Suddenly, strong hands seized her arms—unyielding, speaking the language of possession—beating her relentlessly and yanking her from sidewalk’s safety. Her world narrowed: as her book dropped into a pool of rainwater tinged with her fresh young blood, the umbrella became something to brandish. She twisted, rage uncoiling beneath her panic, shoving the metal ribs at his face. “No,” clear and strong, erupted from her—a plea, a curse, a demand for intervention or retreat. The stranger’s grip tightened, wrenching her clothing, his arched palm against the bridge of her nose propelling her a foot backwards as she passed out and slammed onto the hard wet cement, the slap of water, broken metal of umbrella atop her, rain pelting, as she faded, his laughter sharp as a blade.

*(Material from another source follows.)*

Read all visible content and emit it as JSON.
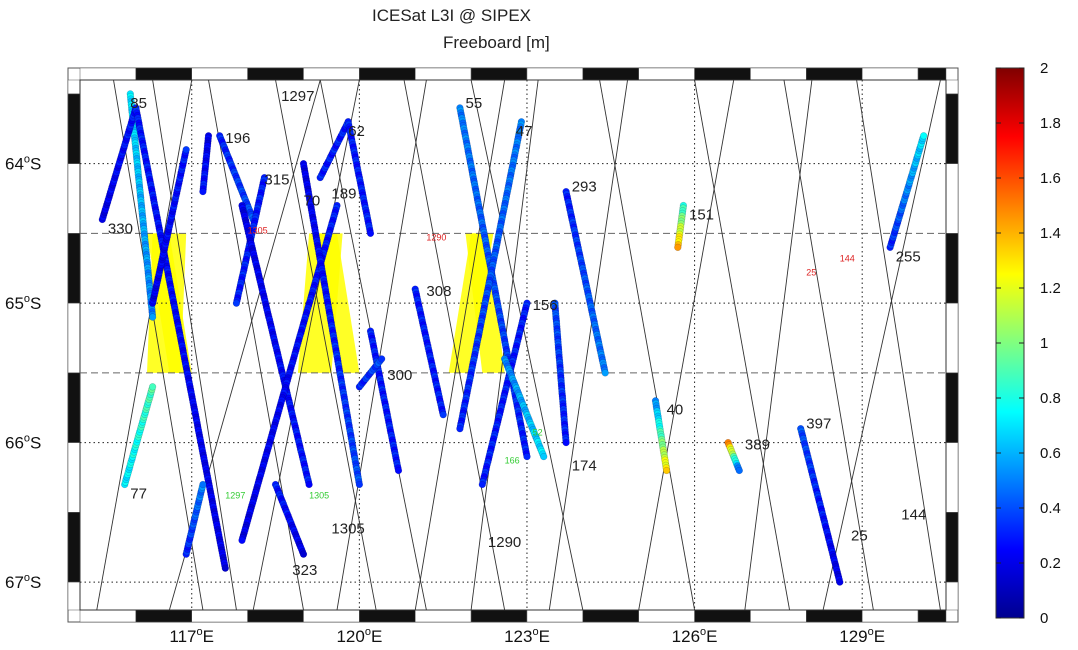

Then: As he dragged her by the hair to his nearby parked car and she offered her handbag still wrapped around her waist, he hissed, “It’s something worth more that I want.” And again, she fought, screamed—a voice aimed at both heaven and neighborhood as her belief system crashed down while every window stayed indifferent. As she was thrown against the backseat of leather, ether with rags, blood pulsing, she screamed louder— “Why won’t you see me anyone? Why won’t you hear? Why God? Why This?” Fury then burned through shock as, drugged, she passed out, knowing prayer and screams were futile—anger set in—dark vampire blood overtook her.

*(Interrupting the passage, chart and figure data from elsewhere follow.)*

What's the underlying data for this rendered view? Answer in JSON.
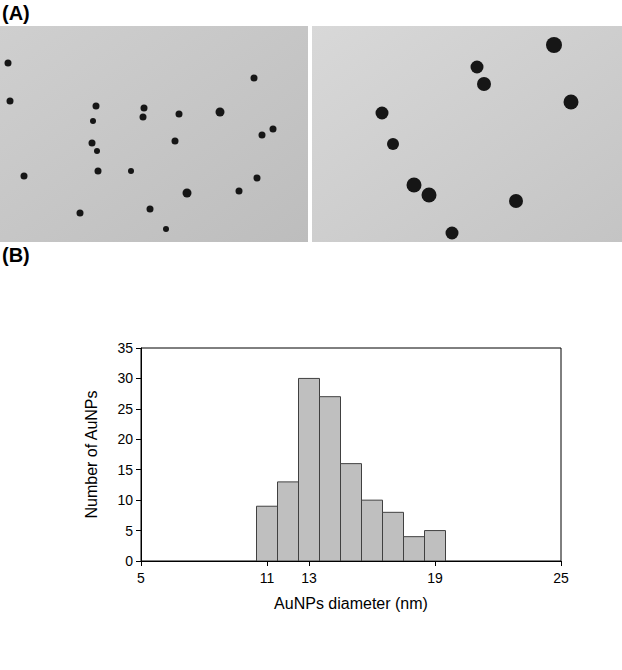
{
  "panel_labels": [
    "(A)",
    "(B)"
  ],
  "chart_data": {
    "type": "histogram",
    "x_label": "AuNPs diameter (nm)",
    "y_label": "Number of AuNPs",
    "bins": [
      10.5,
      11.5,
      12.5,
      13.5,
      14.5,
      15.5,
      16.5,
      17.5,
      18.5,
      19.5
    ],
    "values": [
      9,
      13,
      30,
      27,
      16,
      10,
      8,
      4,
      5
    ],
    "color": "#bfbfbf",
    "xlim": [
      5,
      25
    ],
    "xticks": [
      5,
      11,
      13,
      19,
      25
    ],
    "ylim": [
      0,
      35
    ],
    "yticks": [
      0,
      5,
      10,
      15,
      20,
      25,
      30,
      35
    ],
    "grid": false
  }
}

When she blinked awake, it was the cement gravel in her torn knees that jolted her into her new reality, her new persona. She crawled for the first time since toddlerhood, biting back sobs, clutching vengeance, and knowing he had lost his car keys. The pavement shimmered red, droplets spattering and running. Anger brought her to gouge the license plate into memory and then run the three minutes home to safety at marathon speed—he pursued—she won—a survivor, forever changed, soaked in the knowledge that innocence does not guarantee safety.
For years, faith was a wound—mute, unyielding. But meaning shifted, as did time. The same word—bleeding—would someday mean something else.

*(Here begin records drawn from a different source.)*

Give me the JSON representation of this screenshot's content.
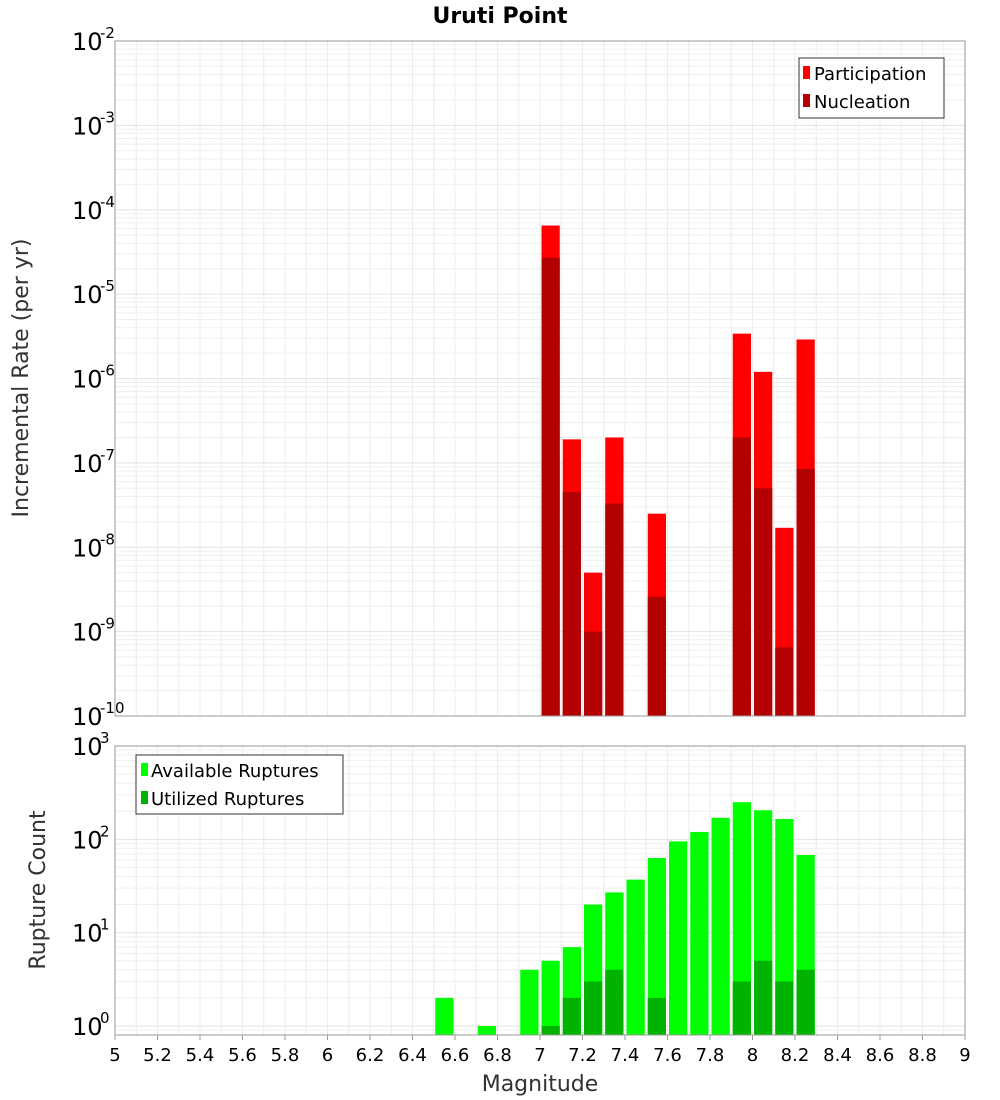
{
  "chart_data": {
    "title": "Uruti Point",
    "xlabel": "Magnitude",
    "x_ticks": [
      "5",
      "5.2",
      "5.4",
      "5.6",
      "5.8",
      "6",
      "6.2",
      "6.4",
      "6.6",
      "6.8",
      "7",
      "7.2",
      "7.4",
      "7.6",
      "7.8",
      "8",
      "8.2",
      "8.4",
      "8.6",
      "8.8",
      "9"
    ],
    "xlim": [
      5,
      9
    ],
    "grid": true,
    "panels": [
      {
        "type": "bar",
        "log_scale": true,
        "ylabel": "Incremental Rate (per yr)",
        "ylim": [
          1e-10,
          0.01
        ],
        "y_ticks": [
          {
            "base": "10",
            "exp": "-10"
          },
          {
            "base": "10",
            "exp": "-9"
          },
          {
            "base": "10",
            "exp": "-8"
          },
          {
            "base": "10",
            "exp": "-7"
          },
          {
            "base": "10",
            "exp": "-6"
          },
          {
            "base": "10",
            "exp": "-5"
          },
          {
            "base": "10",
            "exp": "-4"
          },
          {
            "base": "10",
            "exp": "-3"
          },
          {
            "base": "10",
            "exp": "-2"
          }
        ],
        "legend_position": "top-right",
        "x": [
          7.05,
          7.15,
          7.25,
          7.35,
          7.55,
          7.95,
          8.05,
          8.15,
          8.25
        ],
        "series": [
          {
            "name": "Participation",
            "color": "#ff0000",
            "values": [
              6.5e-05,
              1.9e-07,
              5e-09,
              2e-07,
              2.5e-08,
              3.4e-06,
              1.2e-06,
              1.7e-08,
              2.9e-06
            ]
          },
          {
            "name": "Nucleation",
            "color": "#b30000",
            "values": [
              2.7e-05,
              4.5e-08,
              1e-09,
              3.3e-08,
              2.6e-09,
              2e-07,
              5e-08,
              6.5e-10,
              8.5e-08
            ]
          }
        ]
      },
      {
        "type": "bar",
        "log_scale": true,
        "ylabel": "Rupture Count",
        "ylim": [
          0.8,
          1000
        ],
        "y_ticks": [
          {
            "base": "10",
            "exp": "0"
          },
          {
            "base": "10",
            "exp": "1"
          },
          {
            "base": "10",
            "exp": "2"
          },
          {
            "base": "10",
            "exp": "3"
          }
        ],
        "legend_position": "top-left",
        "x": [
          6.55,
          6.75,
          6.95,
          7.05,
          7.15,
          7.25,
          7.35,
          7.45,
          7.55,
          7.65,
          7.75,
          7.85,
          7.95,
          8.05,
          8.15,
          8.25
        ],
        "series": [
          {
            "name": "Available Ruptures",
            "color": "#00ff00",
            "values": [
              2,
              1,
              4,
              5,
              7,
              20,
              27,
              37,
              63,
              95,
              120,
              170,
              250,
              205,
              165,
              68
            ]
          },
          {
            "name": "Utilized Ruptures",
            "color": "#00b300",
            "values": [
              null,
              null,
              null,
              1,
              2,
              3,
              4,
              null,
              2,
              null,
              null,
              null,
              3,
              5,
              3,
              4
            ]
          }
        ]
      }
    ]
  }
}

The clinic returned. The man’s voice was frantic: “It won’t stop—please.”
She pressed gauze against his nose, steadying her breath with his. Beneath fluorescent lights, through shallow, hurried air, her pulse found the clinic’s rhythm again. Her healing hands moved to staunch the bleeding; for a moment, in the hush before alarms—time itself seemed to stutter.
Sunlight fractured through high windows as a bell pinged on her electronic health record. AI’s soft chime predicted the nosebleed’s end—a reminder that twenty twenty-five’s medicine missed more than it mended.
The next five minutes, unexpected and precious, shimmered between realities. For a heartbeat, she was nowhere in the clinic.
She drifted: Mumbai’s dusk, temple bells deep in the distance, human tides shifting past ancient stone.
For a moment she wondered if the difference between cities a matter of light was only.
Then Palm Beach: insistent light across mosaic tiles, her bare feet cool against its patterned chill, body at rest in the improbable luxury of longing.
The squeak of pink nitrile gloves snapped her back—the scene clinical and clear once more. Yet something lingered: a part of her remained in Mumbai’s shadow, another in Palm Beach’s light, even as the rhythm of tending lives resumed.
His outstretched hand, now clean and free of blood, pulled her gently from the memory’s grip to the present—his gratitude evident in his streaked, ruddy face. Under her touch, his apprehension faded; pink, watery mucus replaced panic.
She wondered, with quiet curiosity rather than bitterness, if stopping the bleeding was faith returning—by another name.